A few days ago, we noted a report that indicated Democrats familiar with the U.S. Senate’s Judiciary Committee are worried that California Sen. Dianne Feinstein can’t handle the Supreme Court battle that is looming in October.
News reports are now featuring a “scandal” associated with her husband, which may really be the Democrats’ way of persuading the senator to make a different choice regarding the SCOTUS nomination.
Reports indicate that Feinstein’s husband, University of California Regent Richard Blum, was named by the state auditor’s office as one of the regents involved in an admissions scandal wherein UC wrongly admitted dozens of students as favors to well-connected people.
Among those “inappropriately admitted” were a student whose family was friends with a member of the Board of Regents, the child of a major donor and an applicant who babysat for a colleague of a former admissions director, according to the report released Tuesday by the California State Auditor.In one case, a regent unidentified in the audit sent an “inappropriate letter of support” directly to the UC Berkeley chancellor on behalf of a student with only a 26% chance of winning a spot off the wait list, despite the policy prohibiting efforts by regents to influence admissions decisions by going around the regular process. The applicant was admitted.Auditor’s spokeswoman Margarita Fernandez confirmed to The Associated Press that Blum was the regent.
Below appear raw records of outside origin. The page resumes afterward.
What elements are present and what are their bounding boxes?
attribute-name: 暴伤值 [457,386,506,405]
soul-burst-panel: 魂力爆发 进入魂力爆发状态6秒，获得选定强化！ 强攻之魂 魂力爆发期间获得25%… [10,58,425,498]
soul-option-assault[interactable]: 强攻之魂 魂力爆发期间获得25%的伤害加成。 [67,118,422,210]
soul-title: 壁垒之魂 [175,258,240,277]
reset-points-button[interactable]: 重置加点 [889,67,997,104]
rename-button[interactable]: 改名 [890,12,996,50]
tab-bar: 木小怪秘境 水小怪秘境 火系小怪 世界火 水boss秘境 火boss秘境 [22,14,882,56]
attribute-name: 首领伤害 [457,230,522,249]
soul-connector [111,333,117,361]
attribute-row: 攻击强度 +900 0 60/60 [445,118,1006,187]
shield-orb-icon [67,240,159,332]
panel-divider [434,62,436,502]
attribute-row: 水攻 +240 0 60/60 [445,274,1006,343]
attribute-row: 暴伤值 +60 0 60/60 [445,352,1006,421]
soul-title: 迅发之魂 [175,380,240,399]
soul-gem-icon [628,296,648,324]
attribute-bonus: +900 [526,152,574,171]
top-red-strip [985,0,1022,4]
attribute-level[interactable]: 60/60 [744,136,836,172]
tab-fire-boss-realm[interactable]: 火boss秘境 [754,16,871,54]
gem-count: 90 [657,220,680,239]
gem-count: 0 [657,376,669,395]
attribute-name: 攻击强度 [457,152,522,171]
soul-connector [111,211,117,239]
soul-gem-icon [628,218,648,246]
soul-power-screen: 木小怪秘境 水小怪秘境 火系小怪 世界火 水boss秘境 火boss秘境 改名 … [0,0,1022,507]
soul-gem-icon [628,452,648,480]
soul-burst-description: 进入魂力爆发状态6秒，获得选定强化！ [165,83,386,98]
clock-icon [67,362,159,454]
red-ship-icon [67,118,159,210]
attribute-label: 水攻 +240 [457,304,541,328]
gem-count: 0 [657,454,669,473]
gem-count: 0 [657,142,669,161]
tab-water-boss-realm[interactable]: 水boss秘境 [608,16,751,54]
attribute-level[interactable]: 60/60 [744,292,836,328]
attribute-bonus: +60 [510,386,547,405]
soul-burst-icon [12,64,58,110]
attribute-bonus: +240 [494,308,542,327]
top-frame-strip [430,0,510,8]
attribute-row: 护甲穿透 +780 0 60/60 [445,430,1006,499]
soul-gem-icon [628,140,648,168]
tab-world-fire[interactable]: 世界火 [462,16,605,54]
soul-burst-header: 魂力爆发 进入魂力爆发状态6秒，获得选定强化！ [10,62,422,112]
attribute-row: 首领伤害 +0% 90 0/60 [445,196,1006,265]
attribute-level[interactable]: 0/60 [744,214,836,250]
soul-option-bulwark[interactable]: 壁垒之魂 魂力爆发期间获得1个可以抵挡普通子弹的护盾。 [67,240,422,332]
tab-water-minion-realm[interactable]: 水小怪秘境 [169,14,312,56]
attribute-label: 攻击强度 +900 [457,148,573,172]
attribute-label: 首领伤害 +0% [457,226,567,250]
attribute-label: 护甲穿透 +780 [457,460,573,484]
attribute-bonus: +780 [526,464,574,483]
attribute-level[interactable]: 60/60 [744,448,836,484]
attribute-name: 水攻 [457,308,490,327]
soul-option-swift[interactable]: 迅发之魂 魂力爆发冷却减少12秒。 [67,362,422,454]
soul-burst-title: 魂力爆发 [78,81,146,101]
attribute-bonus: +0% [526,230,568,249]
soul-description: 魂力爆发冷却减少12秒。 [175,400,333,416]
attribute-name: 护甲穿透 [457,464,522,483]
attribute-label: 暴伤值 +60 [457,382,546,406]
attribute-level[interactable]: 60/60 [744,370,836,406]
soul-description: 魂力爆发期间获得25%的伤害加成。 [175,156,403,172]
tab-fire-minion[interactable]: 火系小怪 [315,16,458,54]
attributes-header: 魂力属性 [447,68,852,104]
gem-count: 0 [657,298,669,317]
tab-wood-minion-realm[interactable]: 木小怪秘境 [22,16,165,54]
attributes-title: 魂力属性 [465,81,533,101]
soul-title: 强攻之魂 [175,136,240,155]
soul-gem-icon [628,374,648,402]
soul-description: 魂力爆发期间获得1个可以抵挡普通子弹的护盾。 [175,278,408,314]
Potentially problematic for Feinstein, given the Democratic Party’s current priorities, is that the bulk of the students given preferential treatment were both wealthy and white.
The state audit found that UC Berkeley, UCLA, UC San Diego and UC Santa Barbara had admitted at least 64 applicants during the six-year time period in question because of connections to donors, campus staff or alumni. In most of the cases, the audit found, the admitted students had been rated not competitive for admission. The majority of them were white and at least half had annual family incomes of $150,000 or more.UC Berkeley was the worst offender, the audit said, with 55 cases of inappropriate admissions. Among them, 14 cases involved students who were denied admission through the regular process and were offered a spot on the waitlist. Blum’s letter came in support of one of those waitlisted students, the audit said.But that student, like the 13 others on the waitlist, had received “uncompetitive scores from readers that gave them poor chances of being admitted,” the audit said.
Now, if news reports start exploring Feinstein’s relationship with a Chinese spy in more detail soon, it will likely indicate that Democratic Party leaders truly want to remove her from her spot as the ranking member of the Judiciary Committee as soon as possible.